Sunday, September 21, 2014

No Volcano, 12 Sep 2014

One of our goals here in Vanuatu was to climb the volcano on the island of Ambrym.  This is about a four-hour hike up about four thousand feet, partly through jungle and partly over an ash plain.  You reach the crater rim on the north side, and, hopefully, the prevailing southeast wind blows the smoke away, letting you look down into Dante’s inferno.  Day-to-day weather is also a factor, of course.  If the mountain is socked in, no views at all.

We arrived at Ambrym last Friday, and found the guide in the village the next day.  Sunday’s weather didn’t look good, but we tentatively arranged a two-day trip for Monday and Tuesday.  The plan was to stay at a hut below the rim Monday night, get a view of the crater at night — this is supposedly the best time — and hike back down on Tuesday.  Monday’s weather turned out rainy too, so we rescheduled for a one-day trip on Tuesday.  This would have been a long day, but we were running short of days before we needed to be back in Port Vila.  Alas, Tuesday also saw the mountain socked in, so we sailed on south to Epi, the next island enroute back to Port Vila.

So, we’re batting five hundred right now.  Our first goal was the festival on Vanua Lava, which we raced north to attend, and which was just great.  We struck out on our second goal.  Our third goal is to visit the volcano on the island of Tanna.

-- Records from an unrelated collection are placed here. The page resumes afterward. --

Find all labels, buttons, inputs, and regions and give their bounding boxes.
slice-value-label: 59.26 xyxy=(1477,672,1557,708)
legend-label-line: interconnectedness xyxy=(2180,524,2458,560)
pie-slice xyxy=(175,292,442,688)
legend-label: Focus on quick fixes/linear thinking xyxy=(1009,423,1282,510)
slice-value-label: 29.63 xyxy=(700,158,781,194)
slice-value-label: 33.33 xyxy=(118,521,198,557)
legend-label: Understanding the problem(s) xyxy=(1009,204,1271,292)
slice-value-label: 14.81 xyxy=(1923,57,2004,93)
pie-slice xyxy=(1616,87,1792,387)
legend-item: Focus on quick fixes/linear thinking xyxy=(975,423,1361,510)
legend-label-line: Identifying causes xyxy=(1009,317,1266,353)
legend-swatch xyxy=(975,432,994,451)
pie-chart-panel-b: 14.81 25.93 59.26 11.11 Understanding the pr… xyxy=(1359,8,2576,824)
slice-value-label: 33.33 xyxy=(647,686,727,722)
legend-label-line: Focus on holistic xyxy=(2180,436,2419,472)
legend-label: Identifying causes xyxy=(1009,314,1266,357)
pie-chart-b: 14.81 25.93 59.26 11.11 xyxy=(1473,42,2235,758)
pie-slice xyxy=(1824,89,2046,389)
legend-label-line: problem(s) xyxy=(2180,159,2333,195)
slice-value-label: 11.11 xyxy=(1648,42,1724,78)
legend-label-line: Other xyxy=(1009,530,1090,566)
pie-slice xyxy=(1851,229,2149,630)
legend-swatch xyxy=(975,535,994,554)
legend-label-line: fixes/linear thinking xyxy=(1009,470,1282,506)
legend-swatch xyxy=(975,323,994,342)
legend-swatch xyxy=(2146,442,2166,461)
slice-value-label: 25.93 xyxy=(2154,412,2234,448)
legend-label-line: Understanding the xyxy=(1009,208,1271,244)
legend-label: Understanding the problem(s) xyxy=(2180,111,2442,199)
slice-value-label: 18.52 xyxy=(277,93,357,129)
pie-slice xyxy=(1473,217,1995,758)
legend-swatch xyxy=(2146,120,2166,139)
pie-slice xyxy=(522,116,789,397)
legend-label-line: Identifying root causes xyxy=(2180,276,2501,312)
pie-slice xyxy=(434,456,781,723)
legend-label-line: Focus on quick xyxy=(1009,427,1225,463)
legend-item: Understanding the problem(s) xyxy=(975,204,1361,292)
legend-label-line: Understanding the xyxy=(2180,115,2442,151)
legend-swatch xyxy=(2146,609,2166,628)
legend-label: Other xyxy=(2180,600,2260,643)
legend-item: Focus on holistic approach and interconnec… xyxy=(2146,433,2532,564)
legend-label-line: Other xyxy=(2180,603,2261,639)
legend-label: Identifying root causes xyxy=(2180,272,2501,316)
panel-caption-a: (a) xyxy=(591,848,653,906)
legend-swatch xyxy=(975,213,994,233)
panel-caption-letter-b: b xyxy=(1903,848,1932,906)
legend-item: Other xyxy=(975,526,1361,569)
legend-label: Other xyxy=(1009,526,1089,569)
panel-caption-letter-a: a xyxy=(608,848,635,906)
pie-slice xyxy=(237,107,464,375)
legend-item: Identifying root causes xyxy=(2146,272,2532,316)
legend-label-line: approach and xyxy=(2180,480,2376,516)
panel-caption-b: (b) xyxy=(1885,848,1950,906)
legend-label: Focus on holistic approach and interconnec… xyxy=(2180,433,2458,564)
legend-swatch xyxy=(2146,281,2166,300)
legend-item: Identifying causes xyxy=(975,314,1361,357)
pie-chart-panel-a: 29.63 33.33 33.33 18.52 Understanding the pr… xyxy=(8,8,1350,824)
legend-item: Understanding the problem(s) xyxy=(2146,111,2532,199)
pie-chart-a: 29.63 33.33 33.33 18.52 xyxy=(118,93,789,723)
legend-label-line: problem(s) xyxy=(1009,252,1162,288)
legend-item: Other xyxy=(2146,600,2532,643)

Tanna’s volcano is billed as the most accesible volcano in the world.  You can drive to within a short walk of the crater.  Tourists fly in just to do that.  We, on the other hand, would have to sail upwind some hundred and thirty miles from Port Vila — that’s a fifteen-to-twenty-knot beat in eight-to-ten-foot seas, not fun for more than an afternoon, if that.  Either that or wait in Vila for a lucky break in the Trades.  Don’t know yet how that’ll turn out, but we’re determined to get there.